Die süddeutschen Gothic Rocker LACRIMAS PROFUNDERE dürfen mit Fug und Recht zum feinsten gezählt werden, was die deutsche Düsterrock-Szene hergibt. Exklusiv für sounds2move konnte Gitarrist, Bandkopf und Jägermeist-Liebhaber OLIVER NIKOLAS SCHMID für ein Studiotagebuch gewonnen werden. Während der Aufnahmen zum "Filthy Notes for frozen Hearts"-Nachfolger (VÖ Februar 2008) wird sich unser "Freund des Dosenbiers" regelmäßig bei euch und uns zu Wort melden. NICHT VERPASST!

Lacrimas Profundere - Studiotagebuch 2007

03.11.2007 

Die Sonne scheint, der Bandbus ist getankt und die neue The Cult CD ist im Gepäck. Die Amps und Gitarren liegen bereits seit Tagen im Kofferraum, noch schnell die leeren Bierflaschen, Mc Donalds Tüten und das Sandwich von vorletzter Woche aus dem Handschuhfach geräumt und ab zum Flughafen, um unseren guten alten Produzenten John Fryer aufzusammeln! Er landet überpünktlich aus Norwegen, ich natürlich, wie es sich für anständige Musiker gehört, nicht! Die Parkgebühren an Flughäfen werden immer noch krasser. 30  Minuten und 6 EUR ärmer? Hey Leute – was geht? OK, bezahlt ja eh das Label, aber davon hätte man sich besser Schokolade gekauft! Übrigens etwas, ohne das John so gar nicht leben kann. Wir fahren gemeinsam ins Hotel.

Zur selben Zeit bastelt unser Korl schon eifrig am Drumkit rum, auch sein neuer Endorsementpartner „Masterworks“ hält was er verspricht und seine neuen Becken kommen pünktlich auf die Minute am Studio an und klingen einfach nur Hammer! Handarbeit halt! Unser Dank geht hiermit noch mal an das Soundservice Team Berlin! Martin von Lungfull stimmt die Drums und kurze Zeit später dreht Patrick vom Lungfull Studio den passenden Sound rein! Die Bassdrum fetzt dir direkt in die Magengrube, dass einem der Geschmack des morgendlichen Frühstücks kurz wieder ins Bewusstein gerufen wird! Goil! Es gab… ach das tut jetzt ja nichts zur Sache, somit, zurück zu unserem 1. Tag im Studio. Es folgen die wichtigsten Tätigkeiten: Kühlschrank auffüllen, Küche auschecken, schnell noch ein fehlendes Antennenkabel für den Studiofernseher besorgen, beim Getränkemarkt Bier und Jägermeister kaufen und sich sein neues „Zuhause“ für die nächsten 3 Wochen so gemütlich wie nur irgend möglich zu gestalten. Klingt komisch, is aber so! Bis in die Abendstunden steht der Drumsound und alle sind zufrieden! Also geht’s zum gemütlichen Teil über, weshalb wir das ja alles machen: die neuen Songs anchecken, Tempos ändern, Tonarten überdenken und dabei ordentlich Bier in den Hals! Tja Leute, so entsteht: Hangover Music! John hat noch Hunger und wir probieren den Chinesen um die Ecke, der sich in den nächsten Wochen wohl noch zu unserem Stammlokal entwickeln wird! Ich fahre für die nächsten Tage nach Hause um die geplanten DVD Aufnahmen zu koordinieren sowie die Bandmails abzuchecken und immer erreichbar zu sein, falls es Fragen bezüglich unserer Tour mit Apocalyptica, der Listening Session und der Backline gibt!
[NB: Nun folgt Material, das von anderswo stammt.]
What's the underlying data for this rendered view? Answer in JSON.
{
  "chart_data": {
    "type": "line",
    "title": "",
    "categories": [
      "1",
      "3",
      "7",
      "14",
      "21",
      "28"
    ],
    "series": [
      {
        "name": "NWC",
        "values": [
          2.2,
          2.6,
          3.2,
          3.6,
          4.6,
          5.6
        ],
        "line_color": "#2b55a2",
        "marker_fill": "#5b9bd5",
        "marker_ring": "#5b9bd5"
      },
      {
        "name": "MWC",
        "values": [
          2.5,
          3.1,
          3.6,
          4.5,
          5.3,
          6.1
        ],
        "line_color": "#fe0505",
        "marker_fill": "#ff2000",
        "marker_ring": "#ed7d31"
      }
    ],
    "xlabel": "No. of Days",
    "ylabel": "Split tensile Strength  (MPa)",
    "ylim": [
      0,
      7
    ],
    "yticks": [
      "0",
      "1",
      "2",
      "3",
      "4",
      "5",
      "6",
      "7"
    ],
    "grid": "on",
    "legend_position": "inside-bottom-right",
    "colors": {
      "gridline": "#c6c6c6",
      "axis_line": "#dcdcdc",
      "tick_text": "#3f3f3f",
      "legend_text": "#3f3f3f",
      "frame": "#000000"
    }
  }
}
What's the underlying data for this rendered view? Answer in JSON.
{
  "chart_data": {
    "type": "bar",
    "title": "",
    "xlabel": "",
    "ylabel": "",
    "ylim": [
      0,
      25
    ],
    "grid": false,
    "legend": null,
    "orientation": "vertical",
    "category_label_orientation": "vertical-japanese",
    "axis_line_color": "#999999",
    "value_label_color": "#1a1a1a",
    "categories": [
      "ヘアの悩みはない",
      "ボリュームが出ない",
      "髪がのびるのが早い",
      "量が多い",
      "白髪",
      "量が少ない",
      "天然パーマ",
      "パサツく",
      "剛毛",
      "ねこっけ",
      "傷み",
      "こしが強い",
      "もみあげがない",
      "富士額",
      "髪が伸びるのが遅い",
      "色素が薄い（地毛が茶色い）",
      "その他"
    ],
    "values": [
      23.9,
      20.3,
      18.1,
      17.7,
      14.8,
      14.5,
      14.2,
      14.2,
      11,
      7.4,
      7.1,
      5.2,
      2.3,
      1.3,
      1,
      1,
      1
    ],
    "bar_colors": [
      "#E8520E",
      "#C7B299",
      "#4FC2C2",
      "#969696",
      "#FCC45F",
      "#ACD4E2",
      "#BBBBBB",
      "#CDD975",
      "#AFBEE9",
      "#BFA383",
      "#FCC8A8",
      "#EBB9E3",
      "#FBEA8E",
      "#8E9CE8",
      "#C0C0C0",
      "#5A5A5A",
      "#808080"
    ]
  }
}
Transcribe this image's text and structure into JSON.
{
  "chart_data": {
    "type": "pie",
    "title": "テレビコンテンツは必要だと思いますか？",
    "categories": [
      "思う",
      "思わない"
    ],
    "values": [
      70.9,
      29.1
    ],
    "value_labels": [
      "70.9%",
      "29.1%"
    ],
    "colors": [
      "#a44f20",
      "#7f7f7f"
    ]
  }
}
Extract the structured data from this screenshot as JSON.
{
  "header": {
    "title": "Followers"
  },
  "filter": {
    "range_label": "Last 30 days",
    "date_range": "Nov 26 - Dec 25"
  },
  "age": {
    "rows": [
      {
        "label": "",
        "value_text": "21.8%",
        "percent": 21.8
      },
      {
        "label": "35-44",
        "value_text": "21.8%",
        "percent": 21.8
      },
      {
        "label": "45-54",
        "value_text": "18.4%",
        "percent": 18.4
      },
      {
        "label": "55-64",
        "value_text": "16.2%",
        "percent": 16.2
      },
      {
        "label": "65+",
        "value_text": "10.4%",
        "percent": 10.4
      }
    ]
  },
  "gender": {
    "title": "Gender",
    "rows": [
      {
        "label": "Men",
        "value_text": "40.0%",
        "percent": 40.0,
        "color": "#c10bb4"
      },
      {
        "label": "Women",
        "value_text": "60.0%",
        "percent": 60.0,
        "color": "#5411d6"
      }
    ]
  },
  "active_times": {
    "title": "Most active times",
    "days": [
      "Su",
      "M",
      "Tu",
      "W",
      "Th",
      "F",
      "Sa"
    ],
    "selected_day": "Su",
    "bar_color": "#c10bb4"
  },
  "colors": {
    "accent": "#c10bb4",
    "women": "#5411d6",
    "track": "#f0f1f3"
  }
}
3 Tage später halte ich es allerdings schon nicht mehr aus und muss wieder zurück ins Studio. Leider hab ich die Party am Vortag verpasst und auch sonst hat sich viel getan! Christian war kurz im Studio und hat ne neue Festplatte besorgt und die Drums sind bereits, bis auf 2 Songs, eingehämmert! Was soll ich sagen: es Rockt, ja Leute, es ROCKT, es ist hart, gothic und rockt! Die letzten 2 Songs werden von John und mir noch mal überarbeitet, andere Teile rein geschnitten, andere wieder entfernt, dort noch die Tonart korrigiert, das Tempo variiert und dann kann sich Korl auch auf den letzten beiden Tracks austoben. Tony, Peter und ich sitzen in der Küche und gehen zusammen mit der Demo-CD noch mal alle Parts gemeinsam durch! Ja, Peter ist der nächste und sitzt daher zu späterer Stunde auch schon ungeduldig in der Lounge beim Fernseher! Morgen fällt der Startschuss für die Bass Recordings und wir sind gut „in time“! Im Studioeingang geben sich derweil die ESP Gitarren, SIT-Saiten, Line6 Tops, Mesa Boogie, Diezel Amps, Marshalls und unsere leeren Bierkästen die Klinke in die Hand! Leute, hier ist Aufräumen angesagt!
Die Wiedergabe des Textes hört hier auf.